Google has introduced a new model for building robots, known as Gemini Robotics which is based on Gemini 2.0.
In a blog post on 12 March, Google DeepMind said the new model will lay the foundation for a new generation of helpful robots.
Gemini Robotics is an advanced vision-language-action (VLA) model that was built on physical actions as a new output modality for the purpose of directly controlling robots.
Bringing AI into physical world
Google has been deeply involved with AI but up to this point, it has been in the form of software for use online and on computers.
With the introduction of Gemini Robotics, that is changing because this model is designed specifically to power robots that assist humans with everyday tasks.
Because of this particular use case, the model is designed to be general, that is they can be adapted for different situations.
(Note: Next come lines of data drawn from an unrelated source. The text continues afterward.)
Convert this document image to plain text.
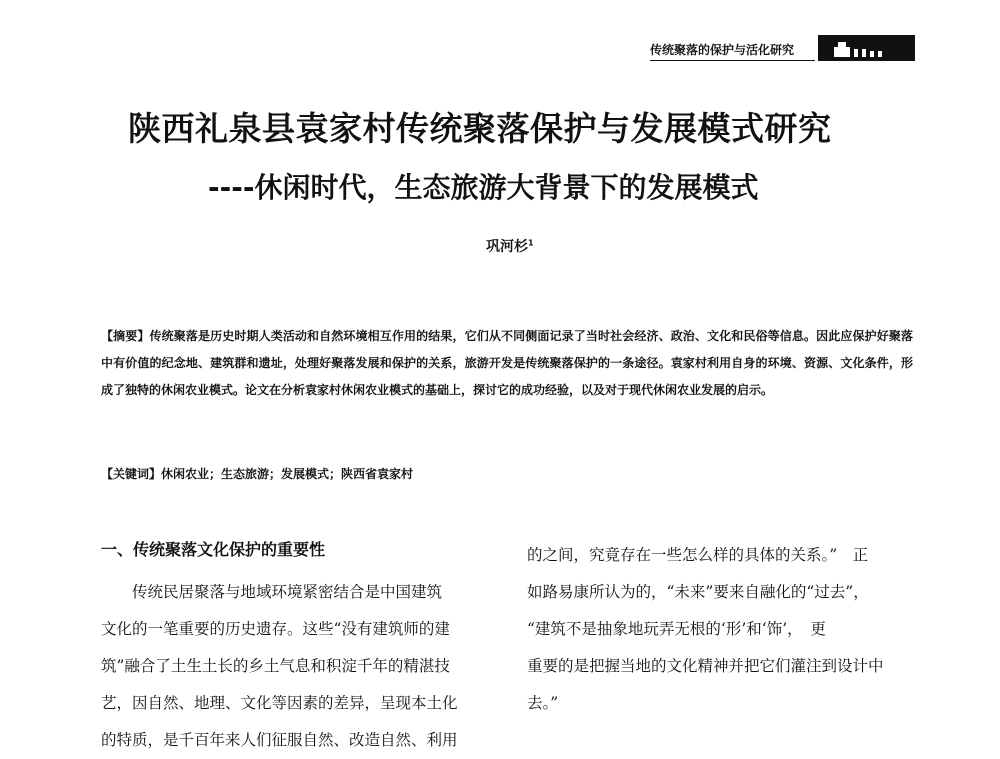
传统聚落的保护与活化研究
陕西礼泉县袁家村传统聚落保护与发展模式研究
----休闲时代，生态旅游大背景下的发展模式
巩河杉$^1$
【摘要】传统聚落是历史时期人类活动和自然环境相互作用的结果，它们从不同侧面记录了当时社会经济、政治、文化和民俗等信息。因此应保护好聚落中有价值的纪念地、建筑群和遗址，处理好聚落发展和保护的关系，旅游开发是传统聚落保护的一条途径。袁家村利用自身的环境、资源、文化条件，形成了独特的休闲农业模式。论文在分析袁家村休闲农业模式的基础上，探讨它的成功经验，以及对于现代休闲农业发展的启示。
【关键词】休闲农业；生态旅游；发展模式；陕西省袁家村
一、传统聚落文化保护的重要性
传统民居聚落与地域环境紧密结合是中国建筑
文化的一笔重要的历史遗存。这些“没有建筑师的建
筑”融合了土生土长的乡土气息和积淀千年的精湛技
艺，因自然、地理、文化等因素的差异，呈现本土化
的特质，是千百年来人们征服自然、改造自然、利用
的之间，究竟存在一些怎么样的具体的关系。”　正
如路易康所认为的，“未来”要来自融化的“过去”，
“建筑不是抽象地玩弄无根的‘形’和‘饰’，　更
重要的是把握当地的文化精神并把它们灌注到设计中
去。”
They are also interactive, enabling them to understand and respond quickly to instructions or changes in their environment. Finally, they are dexterous, that is they can use their fingers and hands to do things, which is typical of robots.
According to DeepMind, Gemini Robotics more than doubles performance on a comprehensive generalization benchmark compared to other state-of-the-art vision-language-action models.
The model was trained primarily on data from the bi-arm robotic platform, ALOHA 2, but it can control a bi-arm platform as well, based on the Franka arms used in many academic labs.
It can also be adapted further for more complex embodiments, such as the humanoid Apollo robot developed by Apptronik, with the goal of completing real world tasks.
Gemini’s long journey
Gemini has been used for many purposes before now. These include creating original images on Google Doc, and empowering employees in different organizations to carry out tasks.
Clearly, Gemini Robotics is taking Google’s adventure into AI to a whole new level, and hopefully it will function better than it has done on the software level.